Java: using class variables for performance

I often see code like this:

    public Date parse( String s ) throws ParseException  
    {  
       SimpleDateFormat parser = new SimpleDateFormat( "yyyy-MM-dd HH:mm:ss" );  
       Date date = parser.parse( s );  
       return date;  
    }  

Creating an object that never changes, as the SimpleDateFormat object, inside the function is a huge waste of time.
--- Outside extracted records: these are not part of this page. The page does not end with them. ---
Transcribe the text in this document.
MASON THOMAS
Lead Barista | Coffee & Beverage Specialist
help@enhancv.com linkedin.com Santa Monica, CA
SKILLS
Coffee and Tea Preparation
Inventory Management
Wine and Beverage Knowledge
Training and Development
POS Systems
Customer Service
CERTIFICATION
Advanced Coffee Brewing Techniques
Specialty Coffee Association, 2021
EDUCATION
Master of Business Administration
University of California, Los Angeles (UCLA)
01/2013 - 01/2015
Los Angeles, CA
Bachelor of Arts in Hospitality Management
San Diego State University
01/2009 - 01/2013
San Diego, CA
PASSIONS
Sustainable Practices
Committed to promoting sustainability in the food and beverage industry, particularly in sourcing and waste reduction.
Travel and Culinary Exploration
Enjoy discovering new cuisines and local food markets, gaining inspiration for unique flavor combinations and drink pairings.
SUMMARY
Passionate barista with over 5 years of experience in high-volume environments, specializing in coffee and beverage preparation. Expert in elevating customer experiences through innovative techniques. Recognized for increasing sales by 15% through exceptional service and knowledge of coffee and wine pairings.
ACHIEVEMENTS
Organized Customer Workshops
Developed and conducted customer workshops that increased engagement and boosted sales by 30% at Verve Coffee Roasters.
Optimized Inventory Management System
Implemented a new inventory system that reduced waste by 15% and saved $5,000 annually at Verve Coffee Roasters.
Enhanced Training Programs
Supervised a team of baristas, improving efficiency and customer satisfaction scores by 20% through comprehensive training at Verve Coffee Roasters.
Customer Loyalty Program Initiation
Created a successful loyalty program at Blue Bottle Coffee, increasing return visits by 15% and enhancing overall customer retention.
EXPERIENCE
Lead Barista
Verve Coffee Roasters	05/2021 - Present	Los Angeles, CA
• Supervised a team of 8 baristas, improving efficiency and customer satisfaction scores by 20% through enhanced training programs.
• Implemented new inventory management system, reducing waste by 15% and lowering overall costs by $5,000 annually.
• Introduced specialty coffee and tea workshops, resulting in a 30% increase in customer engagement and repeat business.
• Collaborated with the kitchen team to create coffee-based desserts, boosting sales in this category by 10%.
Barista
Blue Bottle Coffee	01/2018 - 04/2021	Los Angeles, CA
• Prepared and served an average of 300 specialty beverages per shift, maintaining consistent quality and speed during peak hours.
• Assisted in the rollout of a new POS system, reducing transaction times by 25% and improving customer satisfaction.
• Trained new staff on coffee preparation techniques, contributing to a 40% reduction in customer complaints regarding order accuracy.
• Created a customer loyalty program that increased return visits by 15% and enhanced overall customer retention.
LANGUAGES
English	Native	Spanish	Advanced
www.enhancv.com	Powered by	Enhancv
The code would be more efficient if the object was created only once as a data member:


    private final SimpleDateFormat parser_ = new SimpleDateFormat( "yyyy-MM-dd HH:mm:ss" );  
    public Date parse( String s ) throws ParseException  
    {  
       Date date = parser_.parse( s );  
       return date;  
    }  

This is a test program to check how fast the new code is. See some actual numbers on a Mac OS X after the program.


import java.util.Date;
import java.text.ParseException;
import java.text.SimpleDateFormat;


public class test {

   public static class SlowVersion {
      public Date parse( String s ) throws ParseException {
         SimpleDateFormat parser = new SimpleDateFormat( "yyyy-MM-dd HH:mm:ss" );
         Date date = parser.parse( s );
         return date;
      }
   }

   public static class FasterVersion {   
      private final SimpleDateFormat parser_ = new SimpleDateFormat( "yyyy-MM-dd HH:mm:ss" );
      public Date parse( String s ) throws ParseException
      {
         Date date = parser_.parse( s );
         return date;
      }
   }

   public static void main(String[] args) throws ParseException {

      System.out.println( "Tested with JRE " + System.getProperty("java.version") );
      System.out.println( "Running on "+ System.getProperty("os.name") +
            " " + System.getProperty("os.version") );

      long startTime = System.currentTimeMillis();
      SlowVersion slow = new SlowVersion();
      for( int i = 0; i < 1000; i++ )
         slow.parse( "2013-03-14 12:34:56" );
      long endTime = System.currentTimeMillis();
      System.out.println( "Execution time:" + (endTime-startTime) + " ms" );

      startTime = System.currentTimeMillis();
      FasterVersion faster = new FasterVersion();
      for( int i = 0; i < 1000; i++ )
         faster.parse( "2013-03-14 12:34:56" );
      endTime = System.currentTimeMillis();
      System.out.println( "Execution time:" + (endTime-startTime) + " ms" );
   }
}   


These are three runs with that code on a Mac OS X 10.7 with JRE 1.7:


Tested with JRE 1.7.0_21
Runnign on Mac OS X 10.7.5
Execution time:331 ms
Execution time:83 ms

Tested with JRE 1.7.0_21
Runnign on Mac OS X 10.7.5
Execution time:322 ms
Execution time:114 ms

Tested with JRE 1.7.0_21
Runnign on Mac OS X 10.7.5
Execution time:368 ms
Execution time:102 ms


The small change makes the code about three times faster.

It is optimization in the small, but it is a simple one. Several small optimizations may add up in the end.

If you test on a different environment: please post your numbers as comments.  Just out of curiosity, to see how other operating systems and JRE perform.